Hillary Clinton, une politicienne aux allures féministes

 
A de nombreuses reprises, Hillary Clinton s'est illustrée par ses déclarations et actions féministes.
Pendant sa carrière d’avocate, elle a défendu les femmes battues ou discriminées au travail. En 1995, à l’occasion de la conférence mondiale sur les femmes tenue par UN Women elle marque les esprits en déclarant « Women’s rights are Human rights », traduisez « Les droits des femmes sont des droits humains ». 

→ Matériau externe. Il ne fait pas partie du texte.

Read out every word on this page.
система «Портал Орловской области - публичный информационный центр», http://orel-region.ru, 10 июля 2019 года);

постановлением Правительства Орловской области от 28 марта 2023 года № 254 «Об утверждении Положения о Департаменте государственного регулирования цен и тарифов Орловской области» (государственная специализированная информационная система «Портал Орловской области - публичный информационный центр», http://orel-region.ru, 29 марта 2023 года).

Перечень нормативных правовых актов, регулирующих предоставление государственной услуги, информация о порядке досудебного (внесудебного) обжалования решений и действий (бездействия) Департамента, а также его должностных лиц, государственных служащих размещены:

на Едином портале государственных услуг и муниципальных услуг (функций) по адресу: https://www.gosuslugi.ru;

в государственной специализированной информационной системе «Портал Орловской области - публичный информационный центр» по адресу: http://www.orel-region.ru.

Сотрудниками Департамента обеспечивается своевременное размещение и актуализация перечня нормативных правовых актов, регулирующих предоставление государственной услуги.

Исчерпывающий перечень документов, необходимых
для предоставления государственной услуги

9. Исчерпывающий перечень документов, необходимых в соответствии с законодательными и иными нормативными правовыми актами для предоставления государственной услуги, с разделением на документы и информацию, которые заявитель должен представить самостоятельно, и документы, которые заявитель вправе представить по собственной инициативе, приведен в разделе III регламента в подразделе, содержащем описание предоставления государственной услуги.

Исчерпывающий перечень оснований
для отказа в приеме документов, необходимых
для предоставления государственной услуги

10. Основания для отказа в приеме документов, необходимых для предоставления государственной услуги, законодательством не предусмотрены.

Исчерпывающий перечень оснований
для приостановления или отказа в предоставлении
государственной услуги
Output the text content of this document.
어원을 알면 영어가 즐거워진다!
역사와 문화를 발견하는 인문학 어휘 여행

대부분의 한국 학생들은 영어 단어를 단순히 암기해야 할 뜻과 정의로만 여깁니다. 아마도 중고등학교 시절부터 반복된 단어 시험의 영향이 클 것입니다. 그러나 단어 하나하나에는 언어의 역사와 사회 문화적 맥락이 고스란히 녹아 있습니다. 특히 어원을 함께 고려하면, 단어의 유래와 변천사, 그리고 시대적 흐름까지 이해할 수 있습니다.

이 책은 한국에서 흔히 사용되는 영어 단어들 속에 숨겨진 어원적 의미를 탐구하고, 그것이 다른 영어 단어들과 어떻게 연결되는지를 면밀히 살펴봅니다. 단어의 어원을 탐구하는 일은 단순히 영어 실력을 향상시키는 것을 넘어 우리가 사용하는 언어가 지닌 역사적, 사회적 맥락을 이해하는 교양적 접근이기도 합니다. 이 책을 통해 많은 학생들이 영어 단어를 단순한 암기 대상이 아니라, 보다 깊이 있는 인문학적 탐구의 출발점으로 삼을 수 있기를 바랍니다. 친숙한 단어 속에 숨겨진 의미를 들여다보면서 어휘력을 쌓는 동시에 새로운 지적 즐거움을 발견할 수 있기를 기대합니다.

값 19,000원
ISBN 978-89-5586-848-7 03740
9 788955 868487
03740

Hillary Clinton à la conférence mondiale sur les femmes, en 1995
 
Dans son programme pour l’élection présidentielle de 2016, les femmes sont à l’honneur. En troisième position sur sa liste de campagne se trouve la « lutte contre les agressions sexuelles sur les campus universitaires », le « soutien global aux survivants » d’agressions sexuelles et la multiplication de campagnes de sensibilisation sur le sujet. Hillary Clinton a également annoncé vouloir gommer les écarts de salaires entre hommes et femmes, rendre efficaces et bon marché les services de garde pour enfants ou encore améliorer le congé maternité / parental. Elle déclare également vouloir assurer le droit dit de « reproduction », dont l’accès à une contraception abordable fait partie.